During a sentencing hearing Friday in U.S. District Court in Missoula, Billy Don Cummings, 49, also was ordered to serve three years of supervised release following his discharge from prison.
Cummings pleaded guilty in August to aggravated identity theft, misuse of a Social Security number, and being a felon in possession of a firearm.
Felony identity theft charges filed in Flathead County, to which Cummings pleaded innocent in March, have been dropped in favor of federal prosecution.
According to prosecutors, Cummings used the name, birth date, and Social Security number of a man who died in 1978 to incur more than $1,000 in medical and utility debt. He also used the man's identity to work and to receive unemployment insurance and workers compensation checks.
Cummings may have started using the alias, which belonged to his common-law wife's deceased husband, as early as 1998.
He also used the alias to avoid prosecution and probation for crimes committed in Idaho.
While investigating the February shooting death of 22-year-old Tyson Armijo of Hungry Horse, detectives discovered that Cummings - who witnessed the shooting - had a warrant out of Bonner County, Idaho, for allegedly sexually abusing a minor.
The shooting later was ruled an accident.
Armijo was loading nine guns into the back of a car outside Cummings' Hungry Horse home on Feb. 12 when he slipped backward on some ice. A .22-caliber rifle went off, sending one round into his left eye.

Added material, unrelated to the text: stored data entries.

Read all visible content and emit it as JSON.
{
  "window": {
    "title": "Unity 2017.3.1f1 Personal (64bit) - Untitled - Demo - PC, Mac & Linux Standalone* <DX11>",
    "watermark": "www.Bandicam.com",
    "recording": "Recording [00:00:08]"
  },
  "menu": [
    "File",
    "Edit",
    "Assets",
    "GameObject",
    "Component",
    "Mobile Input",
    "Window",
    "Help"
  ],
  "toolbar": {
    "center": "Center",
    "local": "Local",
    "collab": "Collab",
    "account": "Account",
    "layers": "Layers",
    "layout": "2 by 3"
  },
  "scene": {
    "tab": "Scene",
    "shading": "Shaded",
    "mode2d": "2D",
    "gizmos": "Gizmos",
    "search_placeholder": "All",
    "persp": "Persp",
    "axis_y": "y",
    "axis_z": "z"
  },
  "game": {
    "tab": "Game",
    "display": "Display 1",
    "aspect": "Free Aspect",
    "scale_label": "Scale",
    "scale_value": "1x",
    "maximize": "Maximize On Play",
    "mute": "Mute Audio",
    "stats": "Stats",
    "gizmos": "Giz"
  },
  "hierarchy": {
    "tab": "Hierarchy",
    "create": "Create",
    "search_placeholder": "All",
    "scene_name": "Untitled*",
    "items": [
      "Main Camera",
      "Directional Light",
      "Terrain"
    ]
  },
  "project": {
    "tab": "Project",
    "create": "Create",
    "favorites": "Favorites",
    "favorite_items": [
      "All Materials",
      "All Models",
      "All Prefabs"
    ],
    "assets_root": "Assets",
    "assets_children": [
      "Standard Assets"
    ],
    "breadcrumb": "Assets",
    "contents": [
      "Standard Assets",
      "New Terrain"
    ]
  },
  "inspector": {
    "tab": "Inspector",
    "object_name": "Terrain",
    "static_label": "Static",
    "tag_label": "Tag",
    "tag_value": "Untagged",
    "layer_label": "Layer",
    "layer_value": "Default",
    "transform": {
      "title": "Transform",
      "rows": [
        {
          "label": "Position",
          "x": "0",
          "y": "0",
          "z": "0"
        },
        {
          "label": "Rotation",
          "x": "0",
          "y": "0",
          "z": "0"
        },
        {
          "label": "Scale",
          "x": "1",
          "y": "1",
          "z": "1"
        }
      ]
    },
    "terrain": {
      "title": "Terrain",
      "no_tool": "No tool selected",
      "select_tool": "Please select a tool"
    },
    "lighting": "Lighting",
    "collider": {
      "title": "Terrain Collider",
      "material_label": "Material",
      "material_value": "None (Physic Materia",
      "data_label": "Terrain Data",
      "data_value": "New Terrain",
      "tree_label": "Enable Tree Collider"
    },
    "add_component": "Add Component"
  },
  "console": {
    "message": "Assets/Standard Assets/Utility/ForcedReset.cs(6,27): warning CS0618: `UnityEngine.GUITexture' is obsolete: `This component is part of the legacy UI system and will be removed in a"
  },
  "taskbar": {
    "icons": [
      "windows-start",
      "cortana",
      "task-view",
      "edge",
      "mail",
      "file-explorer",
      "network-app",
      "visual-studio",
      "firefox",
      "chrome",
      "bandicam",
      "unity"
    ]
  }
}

The rifle had a portion of the barrel illegally sawed off, prompting investigators to consider filing gun charges against Cummings in addition to charges for the newly discovered identity theft.
Cummings, who later admitted to being a felon in possession of a firearm, told prosecutors he was storing the firearms for Armijo, who was on probation and thus prohibited from keeping weapons in his home.
Besides the .22-caliber rifle, authorities recovered three shotguns, two black-powder pistols, two .22-caliber revolvers and a .30-06 caliber Mauser rifle.